Skylark IX slides into the Bournemouth
waters again and is probably one of the first seaside pleasure craft to resume cruises
after the war. Jake’s business is changing though. Bolstered by years of Admiralty work, employing 800 men and women at the peak, his focus turns to his boatbuilding yard.

Northern France is occupied and Bournemouth and Poole become
increasingly important strategically. Skylark IX now serves as a Barrage Balloon Vessel under Petty Officer Charles Alfred Fairman, Royal Naval Volunteer Reserve (RNVR),
deploying these giant balloons to prevent enemy aircraft flying low and laying mines accurately.

At Poole Harbour, owners of trawlers, ferry boats, motorboats and yachts are told to
refuel ready to sail to Dover for Operation Dynamo. Jake’s Skylark VI (pictured) and IX set sail in the small flotilla leaving
later that day. We assume both vessels are crewed by naval personnel.

The first ship to sail to Dunkirk is the Mona’s Isle, an ideal choice as it had been built as a cross channel ferry at William Denny and Brothers’ shipyard. It leaves at 21.16
returning the following day with 1,420
troops onboard.

With the German invasion of Belgium,
Holland and France, the Admiralty begins the process of requisitioning private craft for defence. This information becomes key when small vessels are needed to transport soldiers onto larger naval ships during
Operation Dynamo, the ten day mission to save 338,000 Allied soldiers from Dunkirk.

All beaches and estuaries close to
unauthorised civilian marine traffic. Pleasure boating ceases. A Marine ‘Flying Squad’ is formed in Poole and the Chief Fire Officer persuades the Council to buy one of Jake’s Skylarks and convert it into a fire float which he names ‘Flame’.
Jake now holds a monopoly at Bournemouth with rowing boats, motor launches and speedboats. He has expanded into boatbuilding and builds the ninth of his eleven Skylarks at the ‘Skylark Shipyard’, in nearby Poole. A 50 foot single screw open launch with petrol/paraffin engine, Skylark IX can carry 115 passengers.

In 1907, motorised boats arrive in Poole Bay.

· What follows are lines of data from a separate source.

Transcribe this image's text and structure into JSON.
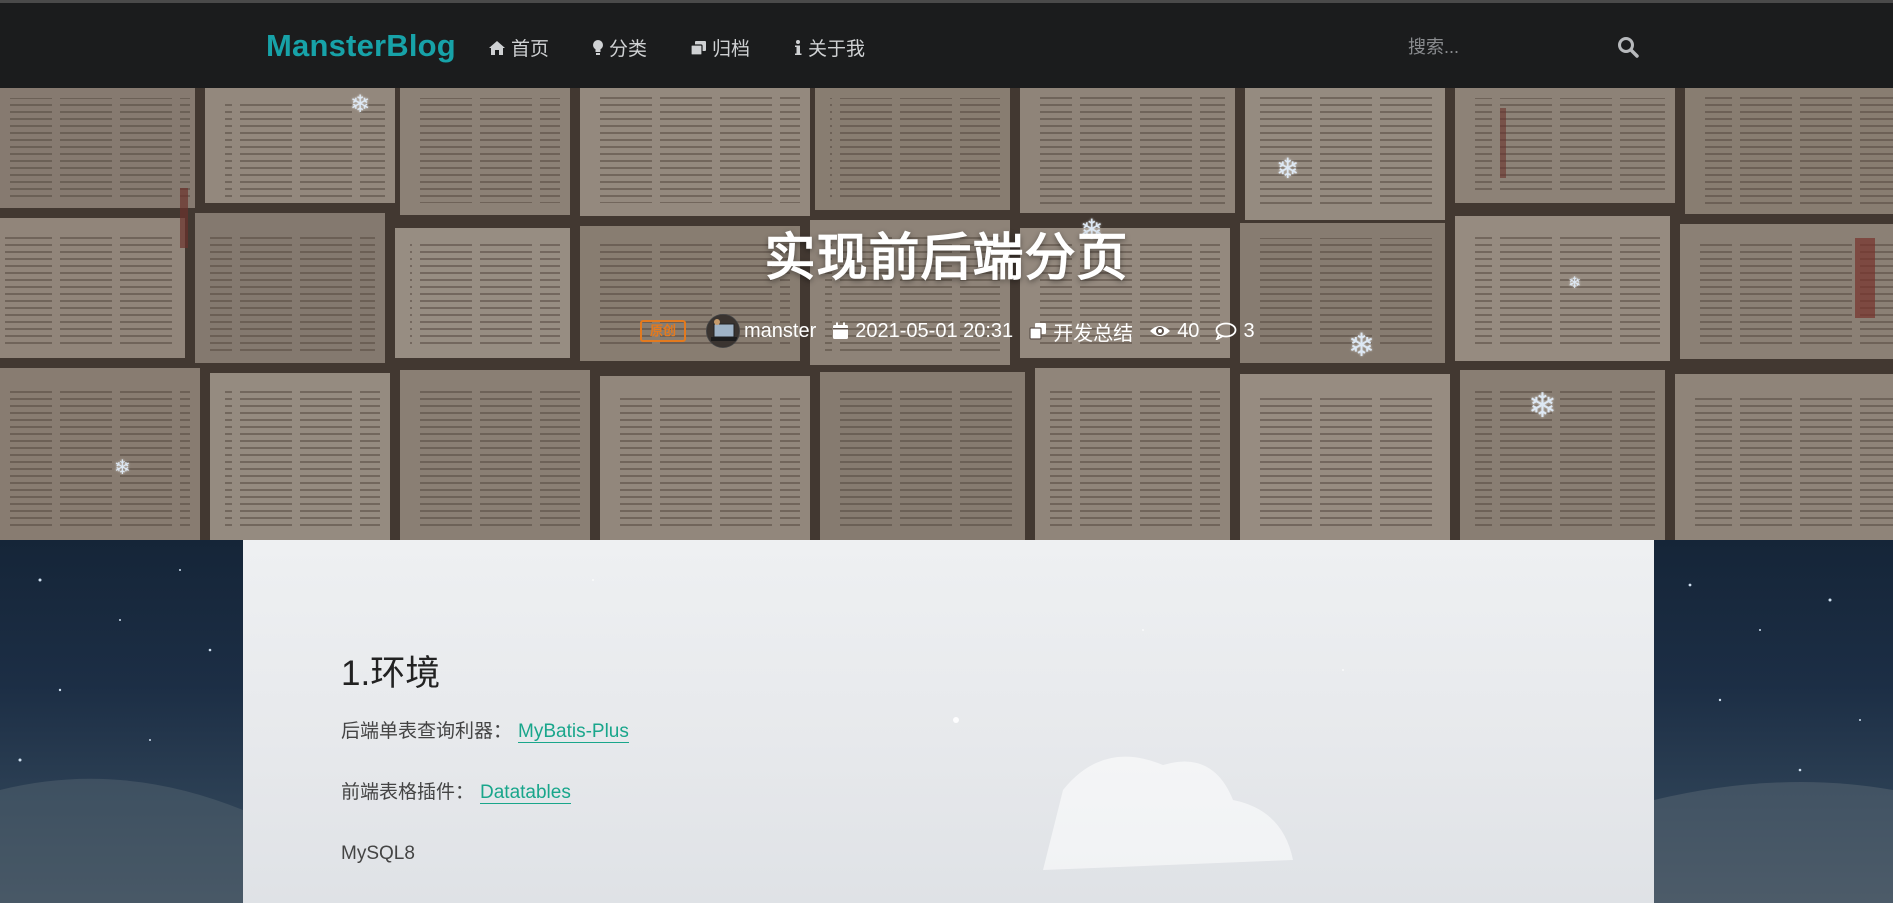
{
  "nav": {
    "brand": "MansterBlog",
    "items": [
      {
        "label": "首页",
        "icon": "home-icon"
      },
      {
        "label": "分类",
        "icon": "lightbulb-icon"
      },
      {
        "label": "归档",
        "icon": "clone-icon"
      },
      {
        "label": "关于我",
        "icon": "info-icon"
      }
    ],
    "search_placeholder": "搜索...",
    "search_icon": "search-icon"
  },
  "post": {
    "title": "实现前后端分页",
    "tag": "原创",
    "author": "manster",
    "date": "2021-05-01 20:31",
    "category": "开发总结",
    "views": "40",
    "comments": "3"
  },
  "content": {
    "heading": "1.环境",
    "paragraphs": [
      {
        "prefix": "后端单表查询利器：",
        "link": "MyBatis-Plus"
      },
      {
        "prefix": "前端表格插件：",
        "link": "Datatables"
      },
      {
        "text": "MySQL8"
      }
    ]
  },
  "colors": {
    "brand": "#17a2a8",
    "navbar_bg": "#1b1c1d",
    "tag_orange": "#e37a1f",
    "link_green": "#19a68b"
  }
}
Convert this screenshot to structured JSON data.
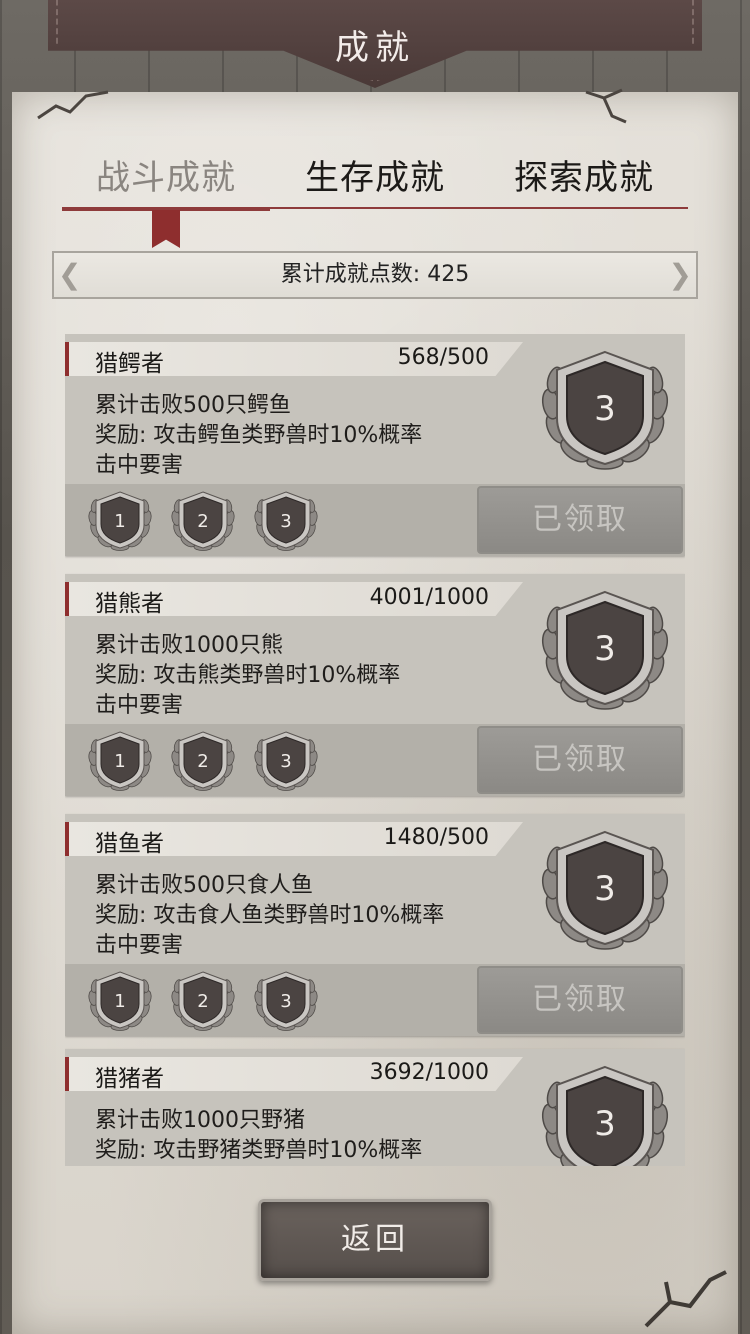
{
  "header": {
    "title": "成就"
  },
  "tabs": [
    {
      "label": "战斗成就",
      "active": true
    },
    {
      "label": "生存成就",
      "active": false
    },
    {
      "label": "探索成就",
      "active": false
    }
  ],
  "points": {
    "text": "累计成就点数: 425"
  },
  "achievements": [
    {
      "name": "猎鳄者",
      "progress": "568/500",
      "desc": "累计击败500只鳄鱼\n奖励: 攻击鳄鱼类野兽时10%概率\n击中要害",
      "level": "3",
      "tiers": [
        "1",
        "2",
        "3"
      ],
      "button": "已领取"
    },
    {
      "name": "猎熊者",
      "progress": "4001/1000",
      "desc": "累计击败1000只熊\n奖励: 攻击熊类野兽时10%概率\n击中要害",
      "level": "3",
      "tiers": [
        "1",
        "2",
        "3"
      ],
      "button": "已领取"
    },
    {
      "name": "猎鱼者",
      "progress": "1480/500",
      "desc": "累计击败500只食人鱼\n奖励: 攻击食人鱼类野兽时10%概率\n击中要害",
      "level": "3",
      "tiers": [
        "1",
        "2",
        "3"
      ],
      "button": "已领取"
    },
    {
      "name": "猎猪者",
      "progress": "3692/1000",
      "desc": "累计击败1000只野猪\n奖励: 攻击野猪类野兽时10%概率",
      "level": "3",
      "tiers": [],
      "button": ""
    }
  ],
  "footer": {
    "return_label": "返回"
  },
  "colors": {
    "accent": "#8e2e2e",
    "medal": "#4b4442",
    "parchment": "#e2ded7"
  },
  "icons": {
    "medal": "laurel-shield-medal-icon",
    "corner": "ornament-corner-icon"
  }
}
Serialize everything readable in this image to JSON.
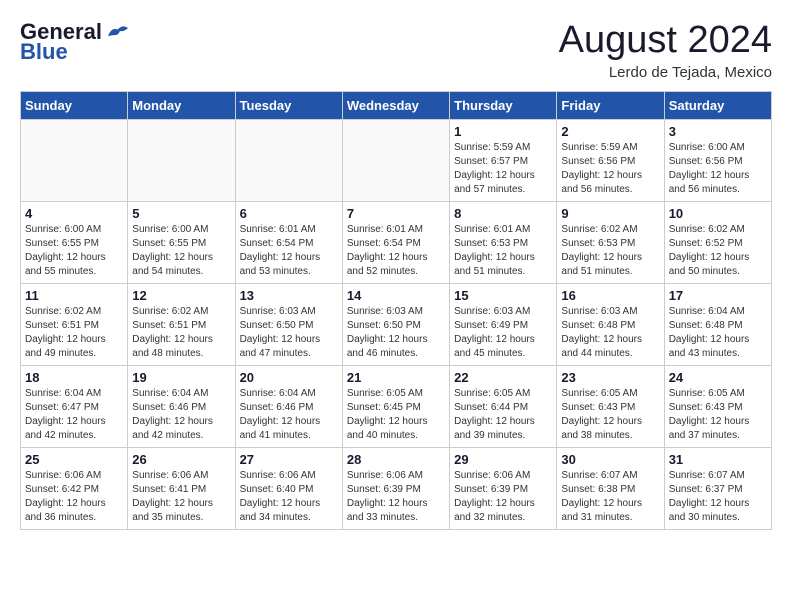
{
  "logo": {
    "line1": "General",
    "line2": "Blue"
  },
  "title": "August 2024",
  "location": "Lerdo de Tejada, Mexico",
  "days_of_week": [
    "Sunday",
    "Monday",
    "Tuesday",
    "Wednesday",
    "Thursday",
    "Friday",
    "Saturday"
  ],
  "weeks": [
    [
      {
        "day": "",
        "info": ""
      },
      {
        "day": "",
        "info": ""
      },
      {
        "day": "",
        "info": ""
      },
      {
        "day": "",
        "info": ""
      },
      {
        "day": "1",
        "info": "Sunrise: 5:59 AM\nSunset: 6:57 PM\nDaylight: 12 hours\nand 57 minutes."
      },
      {
        "day": "2",
        "info": "Sunrise: 5:59 AM\nSunset: 6:56 PM\nDaylight: 12 hours\nand 56 minutes."
      },
      {
        "day": "3",
        "info": "Sunrise: 6:00 AM\nSunset: 6:56 PM\nDaylight: 12 hours\nand 56 minutes."
      }
    ],
    [
      {
        "day": "4",
        "info": "Sunrise: 6:00 AM\nSunset: 6:55 PM\nDaylight: 12 hours\nand 55 minutes."
      },
      {
        "day": "5",
        "info": "Sunrise: 6:00 AM\nSunset: 6:55 PM\nDaylight: 12 hours\nand 54 minutes."
      },
      {
        "day": "6",
        "info": "Sunrise: 6:01 AM\nSunset: 6:54 PM\nDaylight: 12 hours\nand 53 minutes."
      },
      {
        "day": "7",
        "info": "Sunrise: 6:01 AM\nSunset: 6:54 PM\nDaylight: 12 hours\nand 52 minutes."
      },
      {
        "day": "8",
        "info": "Sunrise: 6:01 AM\nSunset: 6:53 PM\nDaylight: 12 hours\nand 51 minutes."
      },
      {
        "day": "9",
        "info": "Sunrise: 6:02 AM\nSunset: 6:53 PM\nDaylight: 12 hours\nand 51 minutes."
      },
      {
        "day": "10",
        "info": "Sunrise: 6:02 AM\nSunset: 6:52 PM\nDaylight: 12 hours\nand 50 minutes."
      }
    ],
    [
      {
        "day": "11",
        "info": "Sunrise: 6:02 AM\nSunset: 6:51 PM\nDaylight: 12 hours\nand 49 minutes."
      },
      {
        "day": "12",
        "info": "Sunrise: 6:02 AM\nSunset: 6:51 PM\nDaylight: 12 hours\nand 48 minutes."
      },
      {
        "day": "13",
        "info": "Sunrise: 6:03 AM\nSunset: 6:50 PM\nDaylight: 12 hours\nand 47 minutes."
      },
      {
        "day": "14",
        "info": "Sunrise: 6:03 AM\nSunset: 6:50 PM\nDaylight: 12 hours\nand 46 minutes."
      },
      {
        "day": "15",
        "info": "Sunrise: 6:03 AM\nSunset: 6:49 PM\nDaylight: 12 hours\nand 45 minutes."
      },
      {
        "day": "16",
        "info": "Sunrise: 6:03 AM\nSunset: 6:48 PM\nDaylight: 12 hours\nand 44 minutes."
      },
      {
        "day": "17",
        "info": "Sunrise: 6:04 AM\nSunset: 6:48 PM\nDaylight: 12 hours\nand 43 minutes."
      }
    ],
    [
      {
        "day": "18",
        "info": "Sunrise: 6:04 AM\nSunset: 6:47 PM\nDaylight: 12 hours\nand 42 minutes."
      },
      {
        "day": "19",
        "info": "Sunrise: 6:04 AM\nSunset: 6:46 PM\nDaylight: 12 hours\nand 42 minutes."
      },
      {
        "day": "20",
        "info": "Sunrise: 6:04 AM\nSunset: 6:46 PM\nDaylight: 12 hours\nand 41 minutes."
      },
      {
        "day": "21",
        "info": "Sunrise: 6:05 AM\nSunset: 6:45 PM\nDaylight: 12 hours\nand 40 minutes."
      },
      {
        "day": "22",
        "info": "Sunrise: 6:05 AM\nSunset: 6:44 PM\nDaylight: 12 hours\nand 39 minutes."
      },
      {
        "day": "23",
        "info": "Sunrise: 6:05 AM\nSunset: 6:43 PM\nDaylight: 12 hours\nand 38 minutes."
      },
      {
        "day": "24",
        "info": "Sunrise: 6:05 AM\nSunset: 6:43 PM\nDaylight: 12 hours\nand 37 minutes."
      }
    ],
    [
      {
        "day": "25",
        "info": "Sunrise: 6:06 AM\nSunset: 6:42 PM\nDaylight: 12 hours\nand 36 minutes."
      },
      {
        "day": "26",
        "info": "Sunrise: 6:06 AM\nSunset: 6:41 PM\nDaylight: 12 hours\nand 35 minutes."
      },
      {
        "day": "27",
        "info": "Sunrise: 6:06 AM\nSunset: 6:40 PM\nDaylight: 12 hours\nand 34 minutes."
      },
      {
        "day": "28",
        "info": "Sunrise: 6:06 AM\nSunset: 6:39 PM\nDaylight: 12 hours\nand 33 minutes."
      },
      {
        "day": "29",
        "info": "Sunrise: 6:06 AM\nSunset: 6:39 PM\nDaylight: 12 hours\nand 32 minutes."
      },
      {
        "day": "30",
        "info": "Sunrise: 6:07 AM\nSunset: 6:38 PM\nDaylight: 12 hours\nand 31 minutes."
      },
      {
        "day": "31",
        "info": "Sunrise: 6:07 AM\nSunset: 6:37 PM\nDaylight: 12 hours\nand 30 minutes."
      }
    ]
  ]
}
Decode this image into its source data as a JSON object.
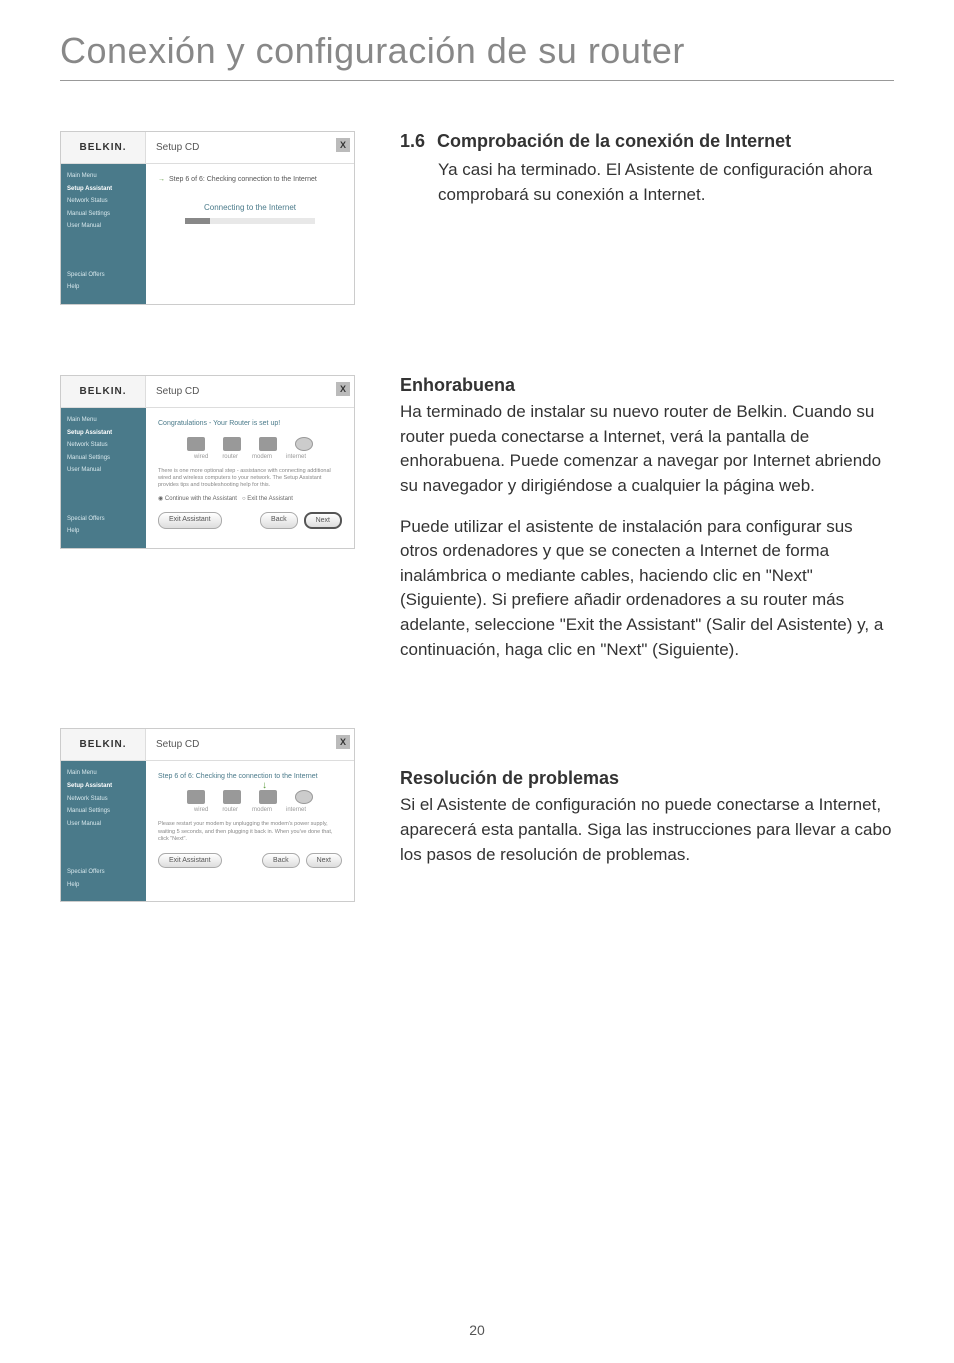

Jake, who now has his own business, Bolson, J & Sons Ltd, Poole, applies for a licence to operate from Bournemouth Pier and begins to build his sparkling white fleet. He names his vessels ‘Skylark’, already a popular name for pleasure boats.

The growing railway network opens travel up to everyone and Bournemouth becomes one of the most successful British seaside resorts. Local fishermen like John Henry
Bolson and his sons, Jake and Charlie, seize the chance of new income taking visitors out on their boats and soon become full-time leisure craft operators.